By moving the split function and arun_transformations_wrapper to the top level, they become pickleable, and the ProcessPoolExecutor can serialize them correctly [1][2][3][4].

To continue talking to Dosu, mention @dosu.

melya commented 2 weeks ago

Here is a workaround which works for me. Basically I have extracted split function from callable factory, most likely this should be fixed in a "correct" way. I don't know python that well yet.

I would really appreciate if somebody knows how to fix it correctly and can help with this

import os
from typing import List

from llama_index.core import SimpleDirectoryReader
from llama_index.core.ingestion import IngestionPipeline
from llama_index.core.node_parser import SentenceWindowNodeParser

num_cores = os.cpu_count()
num_workers = min(4, num_cores)

director_reader = SimpleDirectoryReader(input_dir="./data")
documents = director_reader.load_data()

def split(text: str) -> List[str]:
    import nltk
    tokenizer = nltk.tokenize.PunktSentenceTokenizer()

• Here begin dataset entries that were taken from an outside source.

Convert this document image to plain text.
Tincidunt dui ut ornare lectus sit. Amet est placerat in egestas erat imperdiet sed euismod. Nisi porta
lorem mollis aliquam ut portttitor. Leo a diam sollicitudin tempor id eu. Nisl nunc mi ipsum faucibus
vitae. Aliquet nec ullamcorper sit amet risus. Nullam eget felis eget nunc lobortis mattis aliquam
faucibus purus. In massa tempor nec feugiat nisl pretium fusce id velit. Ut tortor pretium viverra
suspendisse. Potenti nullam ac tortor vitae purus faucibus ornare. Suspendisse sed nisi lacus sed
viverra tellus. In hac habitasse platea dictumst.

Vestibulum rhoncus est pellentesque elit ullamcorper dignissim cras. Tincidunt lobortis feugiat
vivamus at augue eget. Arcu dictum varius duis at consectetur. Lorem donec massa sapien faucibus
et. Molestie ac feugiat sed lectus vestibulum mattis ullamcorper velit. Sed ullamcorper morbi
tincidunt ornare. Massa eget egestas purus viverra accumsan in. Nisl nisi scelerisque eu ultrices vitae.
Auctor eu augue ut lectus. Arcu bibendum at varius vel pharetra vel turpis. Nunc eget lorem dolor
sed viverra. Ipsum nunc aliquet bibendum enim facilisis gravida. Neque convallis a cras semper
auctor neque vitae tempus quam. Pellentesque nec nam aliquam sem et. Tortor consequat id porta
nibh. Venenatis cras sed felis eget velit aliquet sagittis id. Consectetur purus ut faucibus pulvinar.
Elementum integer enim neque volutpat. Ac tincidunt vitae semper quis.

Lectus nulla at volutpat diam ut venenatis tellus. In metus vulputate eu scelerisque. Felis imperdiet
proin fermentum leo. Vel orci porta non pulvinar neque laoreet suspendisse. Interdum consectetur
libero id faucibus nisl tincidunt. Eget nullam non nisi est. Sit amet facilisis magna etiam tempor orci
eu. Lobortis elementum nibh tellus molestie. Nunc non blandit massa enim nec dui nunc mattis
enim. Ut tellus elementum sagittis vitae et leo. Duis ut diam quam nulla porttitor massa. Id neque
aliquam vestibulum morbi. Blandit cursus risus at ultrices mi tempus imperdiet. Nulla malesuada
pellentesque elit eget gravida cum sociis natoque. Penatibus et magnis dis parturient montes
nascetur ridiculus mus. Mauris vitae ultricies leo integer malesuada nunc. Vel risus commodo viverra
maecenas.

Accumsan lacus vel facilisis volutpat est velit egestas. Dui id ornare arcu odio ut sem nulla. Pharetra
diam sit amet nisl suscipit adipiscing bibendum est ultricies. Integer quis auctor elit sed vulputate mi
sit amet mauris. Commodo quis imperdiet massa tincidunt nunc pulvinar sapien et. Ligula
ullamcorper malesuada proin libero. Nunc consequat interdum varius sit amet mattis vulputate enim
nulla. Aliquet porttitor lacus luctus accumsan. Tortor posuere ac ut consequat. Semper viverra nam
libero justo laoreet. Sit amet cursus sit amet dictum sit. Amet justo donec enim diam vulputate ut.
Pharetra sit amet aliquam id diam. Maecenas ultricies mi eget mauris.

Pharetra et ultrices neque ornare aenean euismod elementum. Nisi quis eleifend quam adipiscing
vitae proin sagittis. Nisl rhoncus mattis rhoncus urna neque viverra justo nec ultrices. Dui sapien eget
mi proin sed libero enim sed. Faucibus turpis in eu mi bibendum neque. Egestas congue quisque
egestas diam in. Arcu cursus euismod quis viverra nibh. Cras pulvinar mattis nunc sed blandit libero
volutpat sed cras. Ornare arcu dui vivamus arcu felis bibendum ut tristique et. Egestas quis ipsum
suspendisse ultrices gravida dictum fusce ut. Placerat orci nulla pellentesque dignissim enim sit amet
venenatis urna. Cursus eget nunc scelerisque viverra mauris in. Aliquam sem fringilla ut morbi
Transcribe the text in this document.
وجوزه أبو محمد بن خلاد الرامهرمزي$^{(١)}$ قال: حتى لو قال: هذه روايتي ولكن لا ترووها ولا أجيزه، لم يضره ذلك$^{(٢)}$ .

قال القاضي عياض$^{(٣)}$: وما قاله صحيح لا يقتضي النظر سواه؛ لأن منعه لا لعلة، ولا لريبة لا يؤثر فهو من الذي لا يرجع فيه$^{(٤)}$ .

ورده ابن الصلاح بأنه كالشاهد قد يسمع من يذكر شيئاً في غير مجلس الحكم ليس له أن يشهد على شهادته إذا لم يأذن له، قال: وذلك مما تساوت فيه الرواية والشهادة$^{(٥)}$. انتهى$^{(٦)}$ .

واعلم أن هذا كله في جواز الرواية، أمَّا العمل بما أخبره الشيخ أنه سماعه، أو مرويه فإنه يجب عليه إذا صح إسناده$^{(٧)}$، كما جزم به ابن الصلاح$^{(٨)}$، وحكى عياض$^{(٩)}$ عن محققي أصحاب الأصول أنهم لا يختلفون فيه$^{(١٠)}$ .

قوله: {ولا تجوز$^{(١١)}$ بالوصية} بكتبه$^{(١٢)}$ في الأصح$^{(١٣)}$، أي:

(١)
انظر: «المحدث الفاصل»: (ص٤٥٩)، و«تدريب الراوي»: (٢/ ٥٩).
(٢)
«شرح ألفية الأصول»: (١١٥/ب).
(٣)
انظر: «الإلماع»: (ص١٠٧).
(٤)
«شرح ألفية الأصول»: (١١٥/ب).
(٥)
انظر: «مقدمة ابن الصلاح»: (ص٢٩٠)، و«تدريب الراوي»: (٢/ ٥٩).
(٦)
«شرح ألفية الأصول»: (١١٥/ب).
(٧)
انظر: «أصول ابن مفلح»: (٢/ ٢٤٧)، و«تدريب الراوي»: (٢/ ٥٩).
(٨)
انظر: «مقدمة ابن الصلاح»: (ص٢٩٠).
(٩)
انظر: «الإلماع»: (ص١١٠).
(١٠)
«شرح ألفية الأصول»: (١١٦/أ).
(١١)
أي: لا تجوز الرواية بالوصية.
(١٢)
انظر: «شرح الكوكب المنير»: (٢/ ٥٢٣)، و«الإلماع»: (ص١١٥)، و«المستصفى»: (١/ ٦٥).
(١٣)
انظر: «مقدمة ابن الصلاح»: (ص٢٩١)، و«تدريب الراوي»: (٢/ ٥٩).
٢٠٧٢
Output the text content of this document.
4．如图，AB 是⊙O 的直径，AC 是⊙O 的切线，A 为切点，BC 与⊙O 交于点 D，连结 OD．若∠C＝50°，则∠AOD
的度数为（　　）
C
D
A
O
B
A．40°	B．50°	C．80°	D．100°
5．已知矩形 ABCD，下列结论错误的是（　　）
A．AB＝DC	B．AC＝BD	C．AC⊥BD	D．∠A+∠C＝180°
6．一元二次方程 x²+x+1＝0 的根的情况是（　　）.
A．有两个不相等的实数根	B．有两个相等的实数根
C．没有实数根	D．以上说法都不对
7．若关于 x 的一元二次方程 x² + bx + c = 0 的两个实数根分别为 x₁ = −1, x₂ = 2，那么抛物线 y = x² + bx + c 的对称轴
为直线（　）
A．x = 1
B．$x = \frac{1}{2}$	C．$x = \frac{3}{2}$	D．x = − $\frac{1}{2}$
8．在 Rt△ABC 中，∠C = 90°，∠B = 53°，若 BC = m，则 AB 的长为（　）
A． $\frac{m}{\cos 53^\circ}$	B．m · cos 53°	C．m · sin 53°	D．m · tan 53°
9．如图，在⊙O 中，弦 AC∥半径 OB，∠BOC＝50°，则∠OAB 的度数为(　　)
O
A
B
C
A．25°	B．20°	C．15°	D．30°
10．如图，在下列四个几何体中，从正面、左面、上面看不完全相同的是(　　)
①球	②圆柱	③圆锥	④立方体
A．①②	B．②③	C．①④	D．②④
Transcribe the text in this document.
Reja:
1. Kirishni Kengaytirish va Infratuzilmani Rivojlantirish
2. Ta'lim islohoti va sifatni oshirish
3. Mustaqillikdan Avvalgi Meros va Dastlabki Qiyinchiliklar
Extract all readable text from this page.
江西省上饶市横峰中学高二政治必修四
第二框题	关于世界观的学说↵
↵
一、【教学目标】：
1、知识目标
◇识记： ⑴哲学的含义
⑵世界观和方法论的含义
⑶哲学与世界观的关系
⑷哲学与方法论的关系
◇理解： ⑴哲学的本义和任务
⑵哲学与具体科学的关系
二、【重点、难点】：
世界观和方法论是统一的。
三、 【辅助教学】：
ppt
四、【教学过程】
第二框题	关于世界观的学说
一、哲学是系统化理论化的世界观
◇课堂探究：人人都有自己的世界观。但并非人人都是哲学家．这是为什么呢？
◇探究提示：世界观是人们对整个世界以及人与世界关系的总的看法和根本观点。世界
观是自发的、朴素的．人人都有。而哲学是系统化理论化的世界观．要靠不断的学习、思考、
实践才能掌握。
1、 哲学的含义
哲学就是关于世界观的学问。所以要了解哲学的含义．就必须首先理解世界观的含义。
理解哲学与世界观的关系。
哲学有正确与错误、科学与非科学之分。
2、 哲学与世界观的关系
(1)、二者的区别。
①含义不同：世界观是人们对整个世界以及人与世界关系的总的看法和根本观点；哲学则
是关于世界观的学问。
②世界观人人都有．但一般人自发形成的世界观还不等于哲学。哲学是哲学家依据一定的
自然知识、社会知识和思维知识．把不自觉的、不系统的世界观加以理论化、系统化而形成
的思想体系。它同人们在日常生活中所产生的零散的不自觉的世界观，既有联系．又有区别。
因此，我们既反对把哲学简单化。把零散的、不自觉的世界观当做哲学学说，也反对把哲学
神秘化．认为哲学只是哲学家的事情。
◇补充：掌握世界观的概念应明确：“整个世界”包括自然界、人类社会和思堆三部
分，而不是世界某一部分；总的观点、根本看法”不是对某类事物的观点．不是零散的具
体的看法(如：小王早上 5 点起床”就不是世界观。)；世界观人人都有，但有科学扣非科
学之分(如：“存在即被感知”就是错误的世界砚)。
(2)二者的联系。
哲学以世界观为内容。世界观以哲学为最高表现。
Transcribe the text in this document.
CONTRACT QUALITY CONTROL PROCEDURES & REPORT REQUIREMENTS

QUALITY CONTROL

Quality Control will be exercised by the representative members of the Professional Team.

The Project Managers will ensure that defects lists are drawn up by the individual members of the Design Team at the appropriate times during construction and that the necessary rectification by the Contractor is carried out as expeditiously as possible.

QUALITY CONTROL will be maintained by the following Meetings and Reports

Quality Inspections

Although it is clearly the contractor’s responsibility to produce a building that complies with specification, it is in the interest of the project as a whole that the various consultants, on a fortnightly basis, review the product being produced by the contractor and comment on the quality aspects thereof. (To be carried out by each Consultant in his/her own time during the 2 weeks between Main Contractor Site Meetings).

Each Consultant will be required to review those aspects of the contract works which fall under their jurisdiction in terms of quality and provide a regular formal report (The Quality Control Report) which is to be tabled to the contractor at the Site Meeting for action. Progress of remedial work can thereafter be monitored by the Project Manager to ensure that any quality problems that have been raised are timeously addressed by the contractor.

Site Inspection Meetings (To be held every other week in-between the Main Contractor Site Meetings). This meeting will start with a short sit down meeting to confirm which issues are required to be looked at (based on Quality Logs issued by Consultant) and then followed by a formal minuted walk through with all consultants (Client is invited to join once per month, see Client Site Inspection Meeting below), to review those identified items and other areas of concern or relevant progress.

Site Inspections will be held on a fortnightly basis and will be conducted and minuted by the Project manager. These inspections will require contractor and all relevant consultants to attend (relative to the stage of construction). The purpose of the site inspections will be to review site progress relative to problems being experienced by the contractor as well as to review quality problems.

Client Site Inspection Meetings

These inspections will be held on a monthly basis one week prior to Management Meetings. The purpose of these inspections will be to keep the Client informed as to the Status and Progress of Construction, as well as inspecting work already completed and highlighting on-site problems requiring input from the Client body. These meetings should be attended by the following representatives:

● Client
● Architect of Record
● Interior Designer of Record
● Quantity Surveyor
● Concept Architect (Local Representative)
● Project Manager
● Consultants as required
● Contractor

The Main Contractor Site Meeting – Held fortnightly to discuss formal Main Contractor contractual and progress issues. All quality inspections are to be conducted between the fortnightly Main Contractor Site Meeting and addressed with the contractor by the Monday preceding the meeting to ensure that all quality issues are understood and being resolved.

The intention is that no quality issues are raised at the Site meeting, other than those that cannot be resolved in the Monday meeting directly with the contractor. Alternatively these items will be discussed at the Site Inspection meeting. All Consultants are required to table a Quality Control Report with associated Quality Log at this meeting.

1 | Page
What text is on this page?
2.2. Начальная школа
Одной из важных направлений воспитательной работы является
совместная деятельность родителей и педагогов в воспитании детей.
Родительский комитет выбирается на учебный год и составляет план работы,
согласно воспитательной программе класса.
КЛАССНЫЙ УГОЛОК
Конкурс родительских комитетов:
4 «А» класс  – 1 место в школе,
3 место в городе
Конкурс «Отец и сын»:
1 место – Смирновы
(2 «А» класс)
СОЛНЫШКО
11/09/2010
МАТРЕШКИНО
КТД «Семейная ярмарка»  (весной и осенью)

    spans = list(tokenizer.span_tokenize(text))
    sentences = []
    for i, span in enumerate(spans):
        start = span[0]
        if i < len(spans) - 1:
            end = spans[i + 1][0]
        else:
            end = len(text)
        sentences.append(text[start:end])

    return sentences

pipeline = IngestionPipeline(
    transformations=[
        SentenceWindowNodeParser.from_defaults(
            window_size=6,
            window_metadata_key="window",
            original_text_metadata_key="original_text",
            sentence_splitter=split,
        ),
    ],
)

if __name__ == '__main__':
    pipeline.run(documents=documents, show_progress=True, num_workers=num_workers)
melya commented 2 weeks ago

Same issue when using IngestionCache in pipeline

houtaroy commented 1 day ago

I found the reason

In file 'llama-index-core\llama_index\core\node_parser\text\utils.py', the function split_by_sentence_tokenizer defined an internal function split and return it, but it can't pickle:

def split_by_sentence_tokenizer() -> Callable[[str], List[str]]:
    import nltk

    tokenizer = nltk.tokenize.PunktSentenceTokenizer()

    # get the spans and then return the sentences
    # using the start index of each span
    # instead of using end, use the start of the next span if available
    def split(text: str) -> List[str]:
        spans = list(tokenizer.span_tokenize(text))
        sentences = []
        for i, span in enumerate(spans):
            start = span[0]
            if i < len(spans) - 1:
                end = spans[i + 1][0]
            else:
                end = len(text)
            sentences.append(text[start:end])

        return sentences

    return split

I'm not good at multiprocessing, I try to move tokenizer = nltk.tokenize.PunktSentenceTokenizer() into split, but split_by_sentence_tokenizer and split have different call times, this change will affect performance.

how can we extract split to the top level?